Please use this identifier to cite or link to this item: https://scholarbank.nus.edu.sg/handle/10635/174723
Title: A FUNCTIONAL ANALYSIS FOR AIDS-RELATED STIGMA AMONG SINGAPOREANS : SYMBOLIC PREJUDICE OR FEAR OF CONTAGION?
Authors: LOW YING YEE
Issue Date: 1998
Citation: LOW YING YEE (1998). A FUNCTIONAL ANALYSIS FOR AIDS-RELATED STIGMA AMONG SINGAPOREANS : SYMBOLIC PREJUDICE OR FEAR OF CONTAGION?. ScholarBank@NUS Repository.

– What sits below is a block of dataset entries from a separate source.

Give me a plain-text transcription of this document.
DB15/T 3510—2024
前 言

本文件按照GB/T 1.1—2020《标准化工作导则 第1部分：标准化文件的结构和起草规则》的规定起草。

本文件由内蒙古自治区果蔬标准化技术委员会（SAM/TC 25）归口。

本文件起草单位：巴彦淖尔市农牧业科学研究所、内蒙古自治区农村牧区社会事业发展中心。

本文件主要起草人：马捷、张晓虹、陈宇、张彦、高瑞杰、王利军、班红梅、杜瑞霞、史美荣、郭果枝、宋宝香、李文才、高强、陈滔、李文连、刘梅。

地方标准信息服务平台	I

Abstract: This study is concerned with whether attitudes toward a stigmatised group, persons with AIDS in Singapore, are primarily instrumental or symbolic. Multiple aspects of AIDS stigma were assessed with a pencil-and-paper test, using a sample of students in National University of Singapore and Nanyang Technology University (N=300). Using responses to the Attitude function Inventory (AFI), respondents were categorised according to the dominant psychological function served by their attitudes: (1) evaluative (based on instrumental concerns about personal risk for infection), or (2) expressive (based on a need to affirm one's self-concept by expressing personal values). Negative affect toward a person who contracted AIDS through homosexual behaviour or promiscuous behaviour, support for mandatory testing of "high risk" groups, support for punitive AIDS policies, and behavioural intentions to avoid persons with AIDS in various hypothetical situations were predicted mainly by attitudes toward gay men or promiscuous persons for individuals with expressive attitudes but not for those with evaluative attitudes, a pattern known as functional divergence. However, all attitudinal variables seem to be largely predicted by beliefs about contagion for respondents with expressive and evaluative altitudes alike. This suggests a pattern known as functional consensus. Implications for future research based on the functional approach and possible suggestions for educational programs to remove AIDS stigma are discussed.